You never get a second chance to make a first impression…
…and so I bite.
I’m shocked every four years when for some reason everyone I know is an Olympics expert. I’ll go to a party and everyone’s like “Brazil’s sailing team is phenomenal this year”
My wife went on a lot of roller coasters when she was pregnant with our daughter Katelyn, and you can tell 🙁
when I was little, I drugged the milk to catch Santa. Next morning I found my dad passed out on the stairs. Well played Santa..
My 5-year-old refused to eat her dinner because Netflix was running slow.
At least she picked a worthy cause for her hunger strike.
I love medieval baby paintings because they either look like a baby who has done crossfit since birth or that creepy middle aged dude who sells drugs at the end of my street
Squirrels get most of their energy from chewing on powerlines, that acorn thing is just for show.
Wife thinks I was present for every conversation she’s had with anyone, ever, and assumes I know what the hell she’s talking about right now
[baby sitting]
“Hey, yeah it’s me. No, everything’s fine. Just a quick question about his legs.”
“…”
“So how many legs did he have?”
My tween would like you to know I ruined his life when I told him to stop being super sus and cringe and be more lit yo.
[first day as a self defense teacher]
Me: who knows how to get out of a headlock?
Kid who has me in a headlock: shut up
“There’s nothing wrong with being single.”
No.
“I’ve got plenty of time.”
Sure.
“I’m not lonely.”
Sir, are you going to buy anything?
My wife and I have agreed on a trial separation.
The kids aren’t to keen, but my wife and I just don’t want them anymore.
Some coworkers sign emails with “cheers” or “sincerely” followed by their names but I typically use “you’ve made a powerful enemy today.”
This Prius we rented is pretty sweet. It can go 0-60 in 6 hours.
Accidentally made eye contact w/co-worker thru bathroom stall door crack. Didn’t know what to do so I blew him a kiss
[boarding a flight]
me (to the pilot): “ohhhhh boy. who let this guy in here.”
pilot (chuckling): “good morning sir”
me (way too familiar): “you’re not gonna cause trouble today, are you?”
pilot (annoyed): “what?”
me (getting really serious): “you need to be playful with me”

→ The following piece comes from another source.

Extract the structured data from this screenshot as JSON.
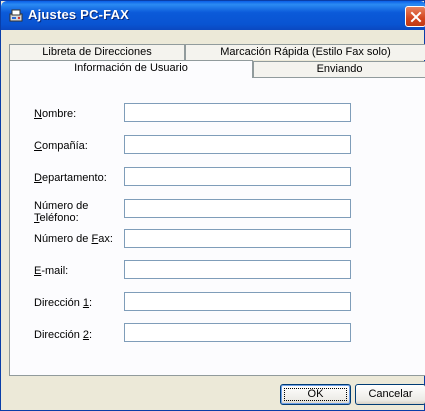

Nice try, private caller. I don’t answer the phone if I know you either.
I love gay people. Or as I sometimes call them, “people.”
There’s a Beverly Hills restaurant so hip, it doesn’t have a name just a texture
My password is “weak?” Well your password recovery security question is soft as shit. The city I was born in? Ask me why my mom left my dad.